My boosted mental abilities and engineering degree knew Doctor Patil was, deliberately, overselling Skeletor’s damage potential. To start with: water was softer than a semi, and an Apache’s anti-tank loadout was specialized in piercing armor. In addition, they had a much shorter refractory period between shots. Perhaps on paper the numbers were in Skeletor’s favor, but reality was never as simple as the numbers. Take this conversation, for example; if Lindsey was as educated in physics as those on our side of the table, he never would have smiled.
“I suppose that is a better performance than you promised the Joint Chiefs of Staff with this project of yours, doctor,” the general said after a brief moment. “While we’re on the subject of successes, just how much did the Canadians shell out for their lapses in judgment, anyway?”
Doctor Patil nodded toward Professor Abernathy, who took the cue. “In total? Four point seven million dollars.”
General Lindsey chuckled. “Five mil to come in and save them from an international incident, plus god knows how much collateral damage from restless natives? They got quite the bargain. I think that’s my favorite part with this as a corporate project rather than as a government organization. When we come in to save another country’s ass they don’t have to pay us, even though they should. Keep this up, and you’ll have this project in the black by Christmas.”
“It was a nice windfall,” Doctor Patil said with the casual confidence of someone used to such things, though his emotions were a blend of relief and fear. “But I’d prefer most of our missions be more reasonable than this one.”
Lindsey nodded his head. “Good luck. Now, if you don’t mind, I’m going to get back to bed.”
“Thank you, sir.” Patil waited for the screen to go off before exhaling.
The way they talked about that kind of money may have sounded cavelier, but it was a matter of perspective. A single modern tank costs about five million, and the aforementioned Apaches were ten times that last I checked. Canada didn’t have the same economic muscle as the United States, but the cost of a single tank to win a war before it started? They would pay that with a smile on their faces. Just a matter of perspective.

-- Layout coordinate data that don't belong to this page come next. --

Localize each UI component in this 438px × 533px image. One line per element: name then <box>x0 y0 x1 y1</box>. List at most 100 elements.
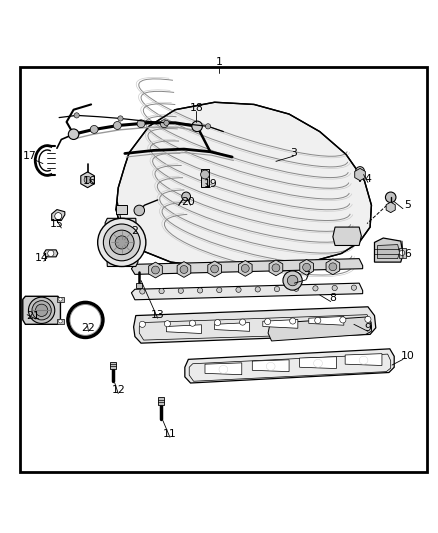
Circle shape <box>293 286 299 292</box>
Circle shape <box>160 120 168 128</box>
Circle shape <box>164 120 169 125</box>
Bar <box>201 169 209 187</box>
Text: 8: 8 <box>329 293 336 303</box>
Circle shape <box>68 129 79 140</box>
Circle shape <box>351 285 357 290</box>
Polygon shape <box>116 102 371 268</box>
Circle shape <box>265 319 271 325</box>
Circle shape <box>287 275 298 286</box>
Circle shape <box>98 219 146 266</box>
Circle shape <box>32 301 51 320</box>
Polygon shape <box>263 319 298 328</box>
Circle shape <box>182 192 191 201</box>
Circle shape <box>35 304 48 317</box>
Circle shape <box>365 316 371 322</box>
Circle shape <box>134 205 145 216</box>
Polygon shape <box>44 250 58 257</box>
Circle shape <box>189 320 195 326</box>
Polygon shape <box>52 209 65 221</box>
Polygon shape <box>345 354 382 366</box>
Text: 1: 1 <box>215 56 223 67</box>
Circle shape <box>332 285 337 290</box>
Text: 5: 5 <box>404 200 411 210</box>
Circle shape <box>137 120 145 128</box>
Circle shape <box>211 265 219 273</box>
Polygon shape <box>300 357 336 368</box>
Circle shape <box>356 167 364 175</box>
Polygon shape <box>105 219 138 266</box>
Circle shape <box>90 125 98 133</box>
Circle shape <box>74 113 79 118</box>
Circle shape <box>28 297 55 324</box>
Circle shape <box>140 289 145 294</box>
Circle shape <box>272 264 280 272</box>
Circle shape <box>48 251 54 256</box>
Bar <box>110 362 116 369</box>
Text: 19: 19 <box>203 179 217 189</box>
Bar <box>57 297 64 302</box>
Text: 12: 12 <box>111 385 125 395</box>
Circle shape <box>103 224 140 261</box>
Circle shape <box>118 116 123 121</box>
Text: 21: 21 <box>26 311 40 320</box>
Circle shape <box>217 287 222 293</box>
Polygon shape <box>215 322 250 332</box>
Polygon shape <box>23 296 60 324</box>
Polygon shape <box>205 363 242 375</box>
Circle shape <box>385 192 396 203</box>
Circle shape <box>192 121 202 132</box>
Text: 16: 16 <box>83 176 97 185</box>
Polygon shape <box>333 227 361 246</box>
Bar <box>399 248 406 258</box>
Circle shape <box>59 297 62 301</box>
Polygon shape <box>268 317 371 341</box>
Polygon shape <box>374 238 403 262</box>
Text: 11: 11 <box>163 429 177 439</box>
Text: 6: 6 <box>404 249 411 259</box>
Circle shape <box>274 286 279 292</box>
Text: 20: 20 <box>181 197 195 207</box>
Text: 4: 4 <box>364 174 371 184</box>
Circle shape <box>59 319 62 323</box>
Text: 14: 14 <box>35 253 49 263</box>
Circle shape <box>198 288 203 293</box>
Text: 15: 15 <box>50 220 64 229</box>
Circle shape <box>201 170 209 179</box>
Circle shape <box>159 288 164 294</box>
Circle shape <box>205 124 211 129</box>
Polygon shape <box>378 245 399 259</box>
Circle shape <box>139 321 145 327</box>
Circle shape <box>236 287 241 293</box>
Circle shape <box>340 317 346 323</box>
Circle shape <box>303 263 311 271</box>
Circle shape <box>290 318 296 324</box>
Circle shape <box>313 286 318 291</box>
Text: 2: 2 <box>131 225 138 236</box>
Circle shape <box>55 213 62 220</box>
Polygon shape <box>116 205 127 214</box>
Bar <box>136 283 142 287</box>
Circle shape <box>283 271 302 290</box>
Circle shape <box>113 122 121 130</box>
Circle shape <box>329 263 337 271</box>
Circle shape <box>178 288 184 293</box>
Text: 3: 3 <box>290 148 297 158</box>
Polygon shape <box>166 325 201 334</box>
Polygon shape <box>131 283 363 300</box>
Text: 10: 10 <box>400 351 414 361</box>
Circle shape <box>240 319 246 325</box>
Text: 17: 17 <box>23 151 37 161</box>
Polygon shape <box>185 349 394 383</box>
Circle shape <box>255 287 260 292</box>
Circle shape <box>110 230 134 255</box>
Polygon shape <box>134 307 376 343</box>
Bar <box>57 319 64 324</box>
Circle shape <box>399 251 405 255</box>
Polygon shape <box>309 317 344 325</box>
Bar <box>158 397 164 405</box>
Text: 7: 7 <box>303 271 310 281</box>
Circle shape <box>115 236 128 249</box>
Text: 18: 18 <box>189 103 203 113</box>
Circle shape <box>180 265 188 273</box>
Polygon shape <box>131 259 363 274</box>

All a matter of perspective. I ran my thumb over the ivory. For most people, this is a trinket worth a grand or two at most on the back market, but for the warrior who gave it to me, it represents a lifetime. “Almost five million dollars for a day’s work. How much did we initially charge?”
Professor Abernathy, after a glance at Patil, answered. “Two hundred thousand for the investigation, if it led to the apprehension of the suspect or suspects that may have been involved. While an on-the-spot execution wasn’t part of agreement, they agreed that it fell within the spirit the contract.”
I bet they did. “I can’t help but feel I’ve earned a portion of that extra payment. And I happen to know exactly what I want to buy with it.”